Mid-Atlantic States Turn up the Heat on PJM 

  • The fallout from PJM’s most recent capacity auction for delivery year 2026-27, which cleared at a price 22% higher than last year’s already record-high results, is coming to a head as market participants and political representatives are calling for further transparency and leadership changes in PJM.
  • In mid-July, Governors from nine PJM states banded together and submitted a letter to the PJM board proposing that two vacant board seats be filled; offering a slate of candidates nominated by the governors themselves.
  • This comes on the heels of President and CEO of PJM, Manu Asthana, who recently announced his planned departure from the role at the end of 2025.
  • In response to last year’s auction results, some states have taken even more drastic measures. In New Jersey, for instance, the general assembly passed a bill in June with a 60-18 majority, directing the NJ PUC to consider leaving PJM altogether; and instead join New York’s grid, or establish a single-state ISO.
  • While it is unlikely that New Jersey or other states that have expressed interest in leaving PJM such as Pennsylvania or Maryland will do so, these political actions do point to the growing discomfort and frustration of PJM states amid shocking capacity auction results year-over-year.
  • Since last year’s auction, we’ve covered various actions by the grid operator that attempted to remedy market shortfalls in the most recent auction from July 2025. Namely the operator set a temporary price cap and floor and reintroduced key reliability must run (RMR) plants to the auction’s available generating capacity.

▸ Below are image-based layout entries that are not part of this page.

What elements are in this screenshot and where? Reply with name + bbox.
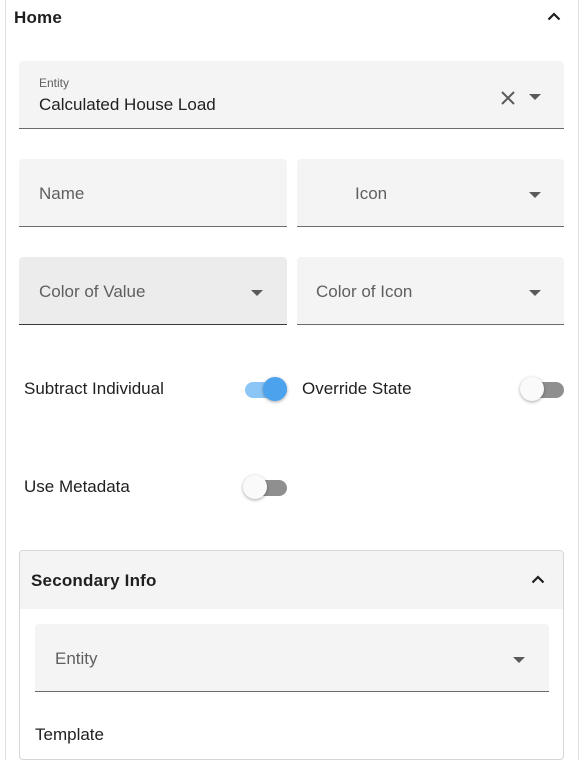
- dropdown-arrow-icon[interactable]: [529, 94, 541, 100]
- chevron-up-icon[interactable]: [531, 575, 545, 584]
- entity-field-label: Entity: [39, 76, 70, 90]
- toggle-thumb: [243, 475, 267, 499]
- color-of-icon-select[interactable]: Color of Icon: [297, 257, 564, 325]
- secondary-info-header[interactable]: Secondary Info: [20, 551, 563, 609]
- template-label: Template: [35, 725, 104, 744]
- subtract-individual-toggle[interactable]: [243, 376, 287, 402]
- entity-select[interactable]: Entity Calculated House Load: [19, 61, 564, 129]
- toggle-thumb: [263, 377, 287, 401]
- secondary-entity-select[interactable]: Entity: [35, 624, 549, 692]
- icon-field-label: Icon: [355, 184, 388, 203]
- home-section-title[interactable]: Home: [14, 8, 62, 28]
- secondary-entity-label: Entity: [55, 649, 98, 668]
- color-of-value-label: Color of Value: [39, 282, 146, 301]
- dropdown-arrow-icon[interactable]: [513, 657, 525, 663]
- toggle-thumb: [520, 377, 544, 401]
- dropdown-arrow-icon[interactable]: [529, 290, 541, 296]
- color-of-value-select[interactable]: Color of Value: [19, 257, 287, 325]
- name-field-label: Name: [39, 184, 85, 203]
- icon-picker[interactable]: Icon: [297, 159, 564, 227]
- dropdown-arrow-icon[interactable]: [529, 192, 541, 198]
- use-metadata-label: Use Metadata: [24, 477, 130, 496]
- secondary-info-title: Secondary Info: [31, 571, 157, 590]
- dropdown-arrow-icon[interactable]: [251, 290, 263, 296]
- override-state-toggle[interactable]: [520, 376, 564, 402]
- close-icon[interactable]: [500, 90, 516, 106]
- override-state-label: Override State: [302, 379, 412, 398]
- entity-field-value: Calculated House Load: [39, 95, 216, 114]
- subtract-individual-label: Subtract Individual: [24, 379, 164, 398]
- color-of-icon-label: Color of Icon: [316, 282, 413, 301]
- name-field[interactable]: Name: [19, 159, 287, 227]
- use-metadata-toggle[interactable]: [243, 474, 287, 500]
- chevron-up-icon[interactable]: [547, 12, 561, 21]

  • Moving forward, PJM is taking additional steps to reform its market structure. Recently they established a task force to develop a proposal for a biannual rather than annual auction, to better reflect seasonal risks and needs. This follows a broad sweeping trend of other ISO operators moving toward seasonal auctions, such as ISO-NE.
  • PJM is also working toward clearing the backlog of projects currently stuck in the interconnection queue to get ahead of forecasted peak load growth, projected to increase 32 GW between 2024-2030. The newly-established Reliability Resource Initiative (RRI) is set to process 11,000 MW of new load within the next 18 months.
  • Overall, the grid operator is managing wholesale markets and electric transmission across the largest ISO territory in the US (13 states) during a time of unprecedented load growth and overall push toward intermittent generation sources. These fundamental constraints in supply and demand have presented within recent capacity auction results in PJM, but are also fundamental issues experienced in other ISO regions.